Bu sözlerim için özellikle seçim sonrasını bekledim. Seçimin kaybedeni olarak olağanüstü
toplantılar ve görüşmeler sonrasında gereğini yapar, ilkeli davranır ve Atatürk'ün kurduğu
partinin genel başkanlık koltuğunda oturduğunun farkında olarak kişisel değil parti menfaatini
düşünüp ona uygun hareket eder diye bekledim. Ancak bugünlerde yaşadığımız MYK toplantısı
sonrası alınan kararlar ve seçilen üyeleri gördükten sonra üzüntümün yerini öfke aldı diyebilirim.

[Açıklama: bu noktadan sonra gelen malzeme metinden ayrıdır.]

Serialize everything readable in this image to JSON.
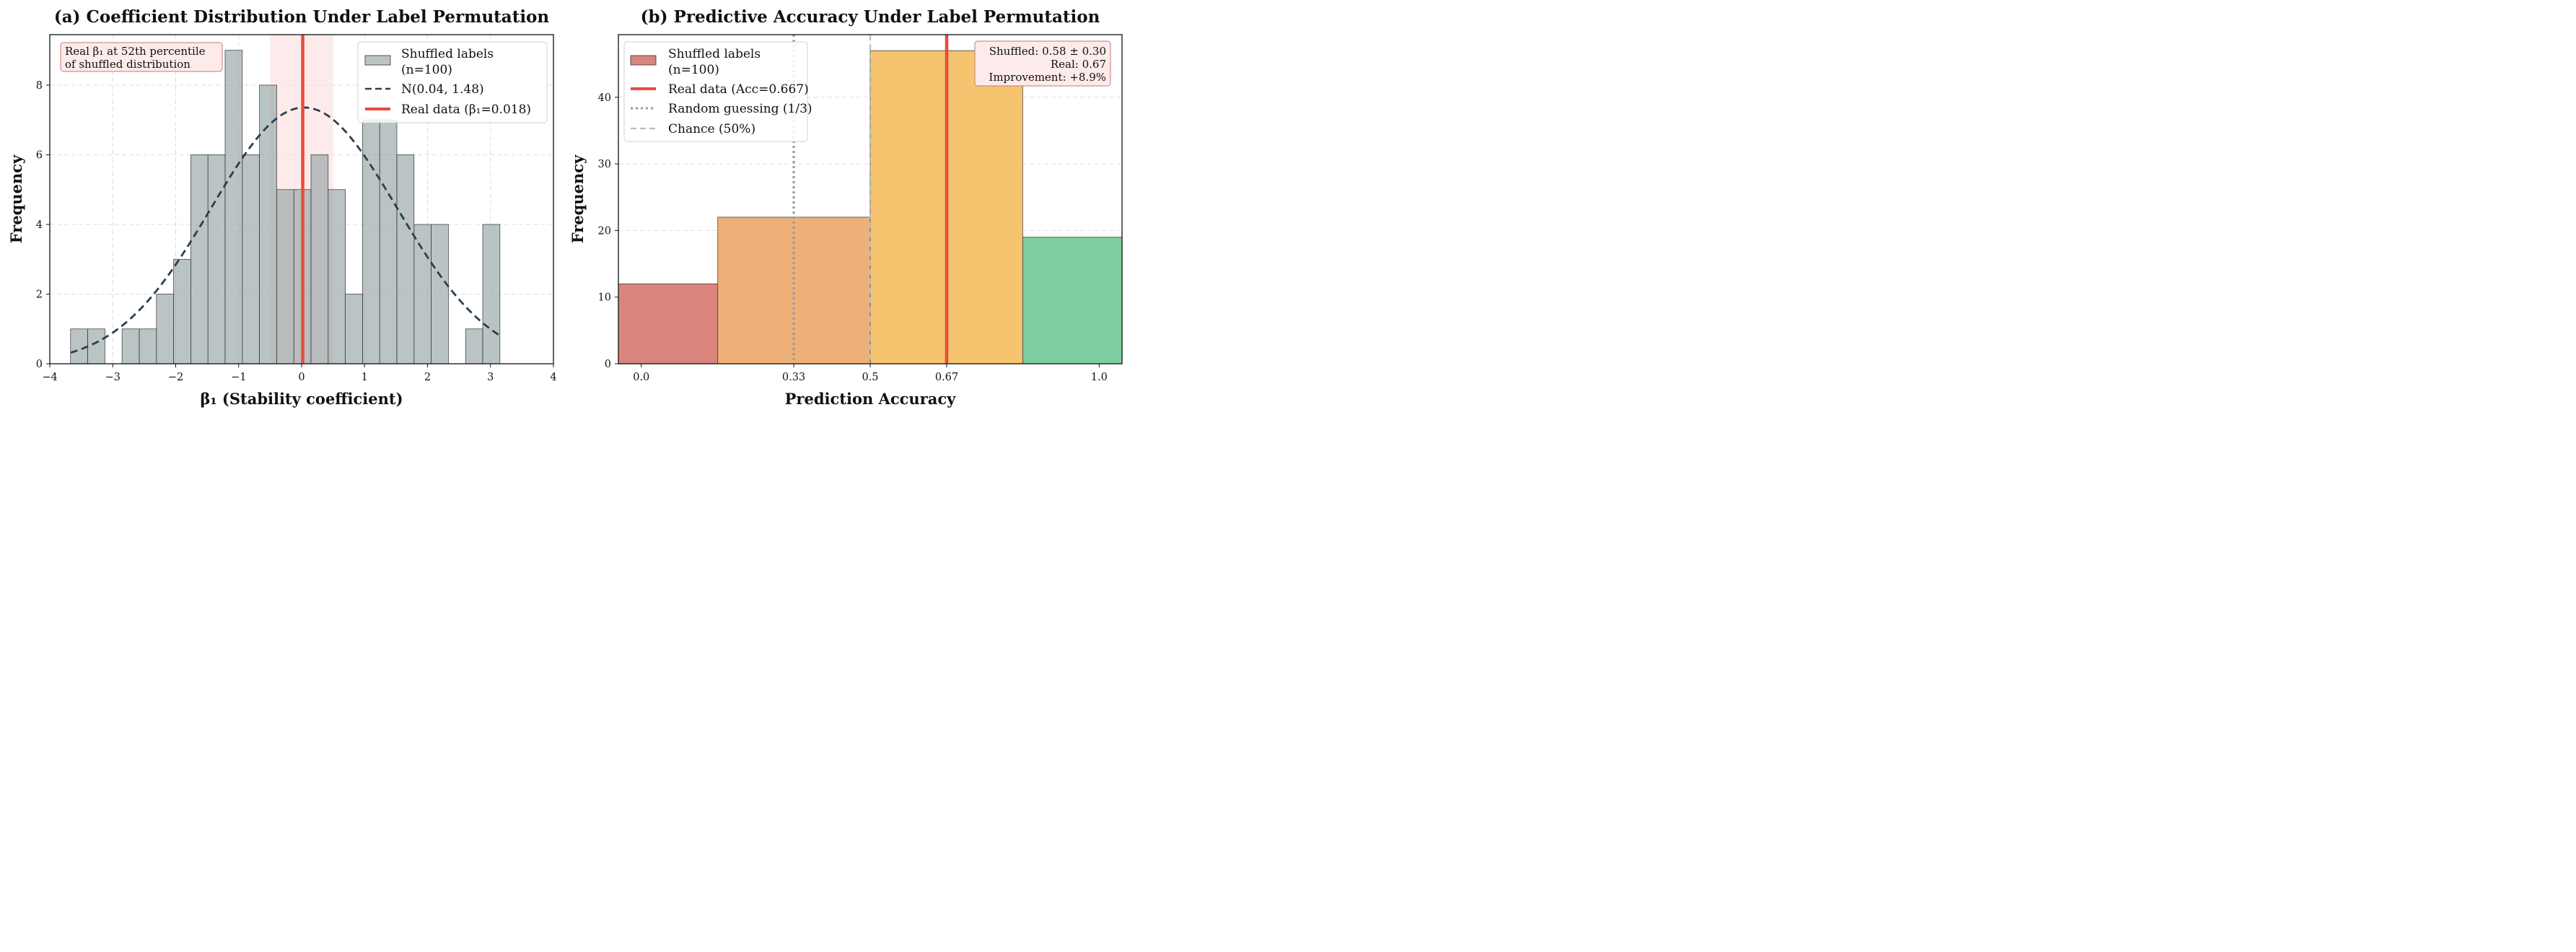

İlkesiz duruşunuzla ne bir solcuya ne bir sağcıya ne bir ülkücüye ne de bir devrimciye
benziyorsunuz. Halkın deyimiyle ortaya karışık bir durumdasınız. Farkında mısınız 13’üncü
kezdir AKP’ye karşı seçim kaybediyorsunuz. Bu seçimleri kaybetmenizin bir sebebi de parti
içerisinde kurduğunuz A takımlarınızdır. Ülkeyi yönetmek parolasıyla çıktığınız yolu Kemal
Bey'in cumhurbaşkanlığını onaylatmak parolasına döndürdüğünüz A takımlarına da sözüm var,
lütfen derhal istifa ediniz! Arkadaşlar, özellikle bugün parti içerisinde mevki fark etmeksizin
alınan kararları destekleyen kişiler; bir adamın koltuk sevdası yüzünden, saçma stratejilerinizle
daha fazla zarar vermeden bu partiden bir an önce ayrılın. Parti içerisinde sandığınız gibi bir
lider bulamama durumu yok! Görmek isteyene gayet var. Zihinlerinizi zorladığınızda İstanbul
belediye seçimlerinde mutlak zaferi göğüslemiş Sn. Ekrem İmamoğlu var. Rekabetten
korkmayın rekabet kaliteyi ve başarıyı yükseltir Sn. Kemal Bey! Aylar sonra yapılacak yerel
seçimlere vereceğiniz hasarın farkında olun, gereğini yapın. Sonrasında bu zaman ve
zamanlama kavramlarını Timur Koç olarak ben değil, sandıkta halk tekrar hatırlatır. Ne demiştik,
Hepimiz için CHP.
Sözlerimi çok önem verdiğim bir cümle ile bitirmek isterim:
Değişmeyen tek şey değişimdir.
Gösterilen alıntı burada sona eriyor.